14. Acquiring Skills
Acquiring skills is much like gathering knowledge, save that it focuses on acquiring hard skills. That is to say, skills that can be measured and taught to others. Hard skills may include getting a university degree, a coding certification or a HGV licence. It’s now more important than ever to acquire new skills in a world where the speed of technological advances means that you must acquire skills to stay up to date.
Specialisation, or the division of labour, is one of the main reasons our civilization has advanced so much over the 20th century. Effectively delegating work to others can massively boost your productivity. You can streamline specialisation in many ways. You can put the right people in the right places and keep an eye on the progress of others. In many jobs, you’re reliant on others doing their work well before you are able to complete your own work. After all, would you be able to build a house if the subcontractors hadn’t dug the foundations correctly?
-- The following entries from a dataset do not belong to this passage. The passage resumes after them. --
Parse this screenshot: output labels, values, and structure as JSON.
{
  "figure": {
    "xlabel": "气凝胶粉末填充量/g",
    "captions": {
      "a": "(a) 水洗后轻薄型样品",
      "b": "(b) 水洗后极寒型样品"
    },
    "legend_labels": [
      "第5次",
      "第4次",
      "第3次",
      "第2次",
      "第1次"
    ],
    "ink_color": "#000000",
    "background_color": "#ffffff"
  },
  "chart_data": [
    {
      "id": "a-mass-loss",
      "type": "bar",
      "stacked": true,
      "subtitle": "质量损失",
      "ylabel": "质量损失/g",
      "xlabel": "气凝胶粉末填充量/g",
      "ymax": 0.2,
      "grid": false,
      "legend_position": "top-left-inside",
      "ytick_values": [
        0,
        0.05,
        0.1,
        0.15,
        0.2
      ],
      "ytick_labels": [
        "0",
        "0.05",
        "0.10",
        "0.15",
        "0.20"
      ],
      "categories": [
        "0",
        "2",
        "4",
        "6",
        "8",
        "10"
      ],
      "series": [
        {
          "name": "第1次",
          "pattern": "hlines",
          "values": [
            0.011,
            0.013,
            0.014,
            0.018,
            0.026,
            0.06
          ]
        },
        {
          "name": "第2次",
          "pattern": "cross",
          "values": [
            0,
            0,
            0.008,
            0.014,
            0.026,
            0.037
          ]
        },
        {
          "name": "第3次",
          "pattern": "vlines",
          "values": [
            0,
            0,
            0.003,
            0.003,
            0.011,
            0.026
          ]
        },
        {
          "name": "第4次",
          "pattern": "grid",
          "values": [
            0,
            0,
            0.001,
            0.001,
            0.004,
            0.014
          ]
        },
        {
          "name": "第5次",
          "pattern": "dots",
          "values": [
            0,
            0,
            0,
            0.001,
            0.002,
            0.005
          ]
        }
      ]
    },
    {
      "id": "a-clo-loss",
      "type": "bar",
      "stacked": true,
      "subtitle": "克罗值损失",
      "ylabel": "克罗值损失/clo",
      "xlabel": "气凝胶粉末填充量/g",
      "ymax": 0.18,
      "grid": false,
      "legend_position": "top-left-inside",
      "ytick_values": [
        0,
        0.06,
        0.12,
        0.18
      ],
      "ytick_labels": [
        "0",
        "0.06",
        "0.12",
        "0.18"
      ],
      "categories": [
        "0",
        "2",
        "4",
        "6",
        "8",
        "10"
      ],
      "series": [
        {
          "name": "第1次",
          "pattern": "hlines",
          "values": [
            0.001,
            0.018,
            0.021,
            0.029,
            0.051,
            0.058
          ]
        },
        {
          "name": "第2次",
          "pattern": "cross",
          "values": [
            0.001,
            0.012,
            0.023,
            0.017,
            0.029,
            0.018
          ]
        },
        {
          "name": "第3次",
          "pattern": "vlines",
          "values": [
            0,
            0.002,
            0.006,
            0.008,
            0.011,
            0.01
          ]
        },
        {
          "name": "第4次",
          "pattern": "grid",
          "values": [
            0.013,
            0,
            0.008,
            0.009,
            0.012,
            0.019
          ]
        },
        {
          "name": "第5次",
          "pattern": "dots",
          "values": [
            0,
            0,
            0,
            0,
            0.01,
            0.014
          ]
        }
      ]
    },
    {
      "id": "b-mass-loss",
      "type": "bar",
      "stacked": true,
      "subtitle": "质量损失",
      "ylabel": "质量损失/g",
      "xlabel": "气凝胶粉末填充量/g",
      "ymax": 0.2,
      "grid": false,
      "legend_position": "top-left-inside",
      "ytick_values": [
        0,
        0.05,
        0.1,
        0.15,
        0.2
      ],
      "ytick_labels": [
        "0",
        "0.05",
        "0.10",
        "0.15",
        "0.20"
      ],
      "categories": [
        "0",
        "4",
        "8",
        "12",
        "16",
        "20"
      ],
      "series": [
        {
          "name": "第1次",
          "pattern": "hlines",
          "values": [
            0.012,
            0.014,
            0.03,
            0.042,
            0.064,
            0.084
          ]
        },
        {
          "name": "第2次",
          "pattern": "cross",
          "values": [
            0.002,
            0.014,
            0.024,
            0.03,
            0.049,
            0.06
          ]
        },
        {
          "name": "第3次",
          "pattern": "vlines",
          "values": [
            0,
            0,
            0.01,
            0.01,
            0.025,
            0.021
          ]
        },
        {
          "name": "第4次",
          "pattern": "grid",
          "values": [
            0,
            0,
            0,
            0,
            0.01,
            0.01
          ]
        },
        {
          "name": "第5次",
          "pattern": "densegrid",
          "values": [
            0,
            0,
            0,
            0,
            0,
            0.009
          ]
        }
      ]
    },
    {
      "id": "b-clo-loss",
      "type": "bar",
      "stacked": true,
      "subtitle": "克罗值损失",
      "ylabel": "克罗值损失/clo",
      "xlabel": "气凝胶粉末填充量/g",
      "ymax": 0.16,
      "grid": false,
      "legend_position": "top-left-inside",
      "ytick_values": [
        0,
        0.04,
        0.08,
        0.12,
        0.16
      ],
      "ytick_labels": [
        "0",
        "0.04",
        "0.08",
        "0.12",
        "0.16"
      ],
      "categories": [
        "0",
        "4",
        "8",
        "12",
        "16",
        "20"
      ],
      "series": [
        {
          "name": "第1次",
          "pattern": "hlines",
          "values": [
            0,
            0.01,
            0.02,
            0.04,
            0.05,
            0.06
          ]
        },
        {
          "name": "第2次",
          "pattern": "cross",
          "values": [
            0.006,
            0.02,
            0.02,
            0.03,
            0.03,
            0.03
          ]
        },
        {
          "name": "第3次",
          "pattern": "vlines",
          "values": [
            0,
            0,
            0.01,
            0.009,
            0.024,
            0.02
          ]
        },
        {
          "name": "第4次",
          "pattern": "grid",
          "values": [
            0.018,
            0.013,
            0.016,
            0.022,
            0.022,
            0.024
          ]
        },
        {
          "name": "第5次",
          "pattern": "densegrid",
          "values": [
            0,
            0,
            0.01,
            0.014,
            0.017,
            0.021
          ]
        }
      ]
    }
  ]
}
Tools can include any physical means or app you use to do your job. To become more productive you should get rid of tools that don’t help you perform well or even hinder you and make you less efficient. Review the tools you use regularly and keep an eye out for new ones that may prove to be more useful. Some tools you might use include, Trello, Todoist, Evernote, or Hive, as well as a trusty pen and notepad.
Tactics are techniques you employ to help you finish your work. Refining your tactics or changing them can noticeably increase your efficiency. Some tactics may be as simple as tackling the most cognitively demanding tasks in the morning when you have more energy. By the same token, leaving more creative tasks for the afternoon when possible may be a tactic you adopt to try to maximise your productivity.
Clearly, some of these components fall into multiple categories. Nevertheless, you’re now aware of them and may have some idea which aspects are most pertinent to you. You can begin to assess whether you’re making the most out of them.
What can you do now?
Now you know how to break down productivity, it may be a good idea to itemise all the elements relevant to you and put them on a spreadsheet so you can use them in your work. For example, you might put meditation in the ‘Motivation’ category, do the hardest task first under ‘Tactics’, and Todoist under ‘Tools’. You might even want to score yourself out of ten for each element. You can then update it over time to track your progress.
We’ve covered all the elements of productivity, from more concrete aspects like setting goals to more abstract categories like recycling. What could be easier than improving your efficiency with the superb new system you’ve created? Give it a go today. Before you know it, you’ll be well on your way to becoming more efficient than ever!